Good afternoon, Minister Lee, dear colleagues and new friends. My name is Jim Greenberger and I am the Executive Director of NAATBatt International. NAATBatt is an association of more than 300 companies and research institutions working to support the development, commercialization and manufacture of advanced battery technology in the North American market.
I am pleased to report that earlier this morning NAATBatt entered into a Memorandum of Understanding with three distinguished organizations from the Republic of Korea: the Korea Battery Industry Association, the Korea Institute for Advancement of Technology and the Korea Electronics Technology Institute.
Under the Memorandum, all four organizations pledge to work together to promote friendly and profitable business relationships among our members. This cooperation will include facilitating meetings and networking among our member companies, cooperating in pre-competitive research for next-generation battery technologies, battery reuse and battery recycling, and developing common standards for battery safety.
The signing of the Memorandum is an important and positive step in relations between the United States and the Republic of Korea.
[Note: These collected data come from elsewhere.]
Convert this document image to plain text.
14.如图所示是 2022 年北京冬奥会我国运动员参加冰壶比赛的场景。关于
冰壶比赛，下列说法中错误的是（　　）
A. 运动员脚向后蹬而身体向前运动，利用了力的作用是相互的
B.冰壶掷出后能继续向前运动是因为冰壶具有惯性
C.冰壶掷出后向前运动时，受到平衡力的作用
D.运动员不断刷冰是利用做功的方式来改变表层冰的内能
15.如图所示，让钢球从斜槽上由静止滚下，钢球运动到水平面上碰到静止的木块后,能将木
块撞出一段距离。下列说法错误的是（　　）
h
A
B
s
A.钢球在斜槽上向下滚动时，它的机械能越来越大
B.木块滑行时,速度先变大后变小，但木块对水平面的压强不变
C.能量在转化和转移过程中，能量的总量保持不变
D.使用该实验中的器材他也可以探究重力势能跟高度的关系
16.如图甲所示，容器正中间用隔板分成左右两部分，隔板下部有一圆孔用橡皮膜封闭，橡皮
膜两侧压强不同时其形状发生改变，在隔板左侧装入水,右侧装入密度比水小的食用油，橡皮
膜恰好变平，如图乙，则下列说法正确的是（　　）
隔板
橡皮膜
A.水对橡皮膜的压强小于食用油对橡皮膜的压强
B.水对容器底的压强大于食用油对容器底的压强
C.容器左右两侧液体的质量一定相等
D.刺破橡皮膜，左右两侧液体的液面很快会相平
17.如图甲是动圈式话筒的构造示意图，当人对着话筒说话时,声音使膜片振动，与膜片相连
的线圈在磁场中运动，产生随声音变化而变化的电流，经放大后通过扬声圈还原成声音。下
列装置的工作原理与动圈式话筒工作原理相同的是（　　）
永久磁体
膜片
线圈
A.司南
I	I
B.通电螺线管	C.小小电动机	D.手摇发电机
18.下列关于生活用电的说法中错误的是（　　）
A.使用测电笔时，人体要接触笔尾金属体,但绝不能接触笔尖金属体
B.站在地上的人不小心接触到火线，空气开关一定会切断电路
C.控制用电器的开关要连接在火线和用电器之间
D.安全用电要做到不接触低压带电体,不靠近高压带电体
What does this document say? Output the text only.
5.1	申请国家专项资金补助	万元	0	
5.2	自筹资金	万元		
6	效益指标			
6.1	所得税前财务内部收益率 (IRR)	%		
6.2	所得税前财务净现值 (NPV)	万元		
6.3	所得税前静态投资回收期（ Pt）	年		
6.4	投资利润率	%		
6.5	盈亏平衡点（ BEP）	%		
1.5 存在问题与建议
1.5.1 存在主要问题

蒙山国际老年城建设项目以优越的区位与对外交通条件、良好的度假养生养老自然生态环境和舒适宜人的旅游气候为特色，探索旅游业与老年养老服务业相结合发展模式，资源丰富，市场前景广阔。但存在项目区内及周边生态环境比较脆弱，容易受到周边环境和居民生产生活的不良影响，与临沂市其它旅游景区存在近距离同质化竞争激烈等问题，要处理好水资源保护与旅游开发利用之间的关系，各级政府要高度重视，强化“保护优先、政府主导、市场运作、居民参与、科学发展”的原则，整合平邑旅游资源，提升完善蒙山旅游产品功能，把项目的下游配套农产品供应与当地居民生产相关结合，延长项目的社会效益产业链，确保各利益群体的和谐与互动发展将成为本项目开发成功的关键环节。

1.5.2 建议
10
But it is important to remember that it is but a small part of a much larger picture.
We meet today at the dawn of a new age of energy: The Age of the Electron. Since the beginning of the Industrial Revolution, heat-based fuels have powered human society. For many reasons that is changing. In the future, human society will increasingly be powered by electrons not by heat. This transition is already taking place in vehicle technologies, aviation, medicine, computers, communications, consumer devices and even high energy weapons systems.
Battery technology will play a critical role in this new energy age. Properly understood, battery technology is simply a way to deliver an electron to any point in space, at any point in time.
As we are at the very beginning of this new age, we really do not know where this new electron-based technology will lead mankind. It is probably not for our generation to know. But our grandchildren will know better than we do, and our great-grandchildren will know better still.
The Memorandum we signed this morning and our meeting here today will not be long remembered. But what our grandchildren will remember is that at the beginning of the Age of the Electron their grandparents in the United States and their grandparents in Korea stood shoulder-to-shoulder and worked together to turn this new technology of electrochemical energy storage to the benefit of all their grandchildren. And much better legacy than that, none of us can hope for.
My thanks, again, Minister Lee, for your leadership in bringing us here together. NAATBatt looks forward to working with all our new friends in Korea for many years to come.